The film is set on the fictional Beaver Creek Indian Reservation in South Dakota near the Nebraska border, a place very much like the actual Pine Ridge Indian Reservation, the setting in the book and the place where the film was actually shot. Lakota Sioux tribal police officer Rudy Yellow Lodge (Eric Schweig) struggles to rescue his older, alcoholic brother, Mogie (Graham Greene), a former football star who was wounded in combat three times in Vietnam.

No relation to Skins (2017), a film about deformed people in love.

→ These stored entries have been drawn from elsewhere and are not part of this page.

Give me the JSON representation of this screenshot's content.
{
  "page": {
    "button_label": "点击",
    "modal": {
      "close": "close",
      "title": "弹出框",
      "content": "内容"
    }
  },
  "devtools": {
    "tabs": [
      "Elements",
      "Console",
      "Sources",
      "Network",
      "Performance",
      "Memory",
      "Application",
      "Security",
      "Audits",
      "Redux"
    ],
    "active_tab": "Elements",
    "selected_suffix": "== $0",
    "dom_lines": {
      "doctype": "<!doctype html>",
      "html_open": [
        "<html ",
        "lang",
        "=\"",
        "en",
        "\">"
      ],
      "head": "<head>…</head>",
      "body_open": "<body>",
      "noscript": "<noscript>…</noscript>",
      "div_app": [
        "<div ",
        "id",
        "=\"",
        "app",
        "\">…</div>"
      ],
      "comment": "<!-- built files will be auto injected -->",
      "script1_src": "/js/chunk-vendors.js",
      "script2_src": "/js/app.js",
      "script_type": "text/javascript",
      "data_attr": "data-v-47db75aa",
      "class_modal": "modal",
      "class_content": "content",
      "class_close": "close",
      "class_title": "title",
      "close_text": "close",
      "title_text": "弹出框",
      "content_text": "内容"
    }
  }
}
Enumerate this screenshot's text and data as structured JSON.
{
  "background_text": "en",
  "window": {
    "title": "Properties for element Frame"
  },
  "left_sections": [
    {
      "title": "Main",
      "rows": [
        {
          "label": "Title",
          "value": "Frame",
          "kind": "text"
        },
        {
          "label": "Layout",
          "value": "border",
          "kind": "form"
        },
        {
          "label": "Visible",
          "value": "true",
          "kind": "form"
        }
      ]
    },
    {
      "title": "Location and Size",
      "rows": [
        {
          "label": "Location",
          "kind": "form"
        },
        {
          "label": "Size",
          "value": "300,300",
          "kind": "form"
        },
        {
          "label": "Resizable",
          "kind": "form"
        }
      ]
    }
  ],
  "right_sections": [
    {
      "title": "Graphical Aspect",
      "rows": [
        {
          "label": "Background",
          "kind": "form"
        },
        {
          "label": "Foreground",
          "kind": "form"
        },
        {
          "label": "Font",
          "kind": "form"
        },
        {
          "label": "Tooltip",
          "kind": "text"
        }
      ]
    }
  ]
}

Tropes associated with Skins:

  • The Alcoholic: Mogie became an alcoholic when he returned from Vietnam.
  • Anti-Hero: When Rudy becomes a vigilante. The way he deals justice is nothing short of brutal.
  • Cool Old Guy: With all his faults Mogie has an interesting sense of humor and doesn't take himself to seriously.
  • Generation Xerox:
    • Rudy and Mogie’s father Sonny used to be a star football player until he took to drinking. Both Rudy and Mogie joined the football team. And sadly Mogie also became an alcoholic.
    • Mogie’s son Herbie also joined the football team. Thankfully he avoided consuming alcohol like Rudy uncle.
  • He Who Fights Monsters: Rudy intended to “help” his people by becoming a vigilante. He doesn’t realize the harm he actually ends up causing until it’s too late.
  • Neglected Rez: Beaver Creek Indian Reservation for the Lakota Sioux people is depicted as being a poor place with little going for it. Rudy, a tribal police officer struggles to help the town, as well as his brother Mogie, an alcoholic single father to a teenaged boy. At one point, Rudy goes berserk on a liquor store the next town over because it's explicitly profiting off of alcoholic residents from the reserve.
  • Nice Guy: Herbie. Seriously, not many people have the patience to deal with an alcoholic parent or be openly affectionate towards them. He also turns out to be a very healthy and decent guy.
  • Nice Job Breaking It, Hero: When Rudy incinerated the Liquor store he had the intention of destroying it. This was done with the intention of having the store removed. Instead Rudy learns that the insurance fully covered the place and that it is being reconstructed to be bigger.
  • Ripped from the Headlines: The case of the boy that was kicked to death .
  • Stocking Mask: Rudy uses this as well as black shoe polish to disguise himself during his vigilante activities.
  • Well-Intentioned Extremist: While investigating an abandoned house Rudy finds a boy that’s been kicked to death. The killers manage to escape and all Rudy has to go on to identify the killers is green shoelaces. But stroke of sheer luck he bumps into the killers, specifically the owner of the green shoelaces. Already outraged that the murder of the boy was going to be left unsolved, Rudy takes it upon himself to deliver the justice-by scaring the living daylights out of the two boy and destroying their kneecaps with a bat.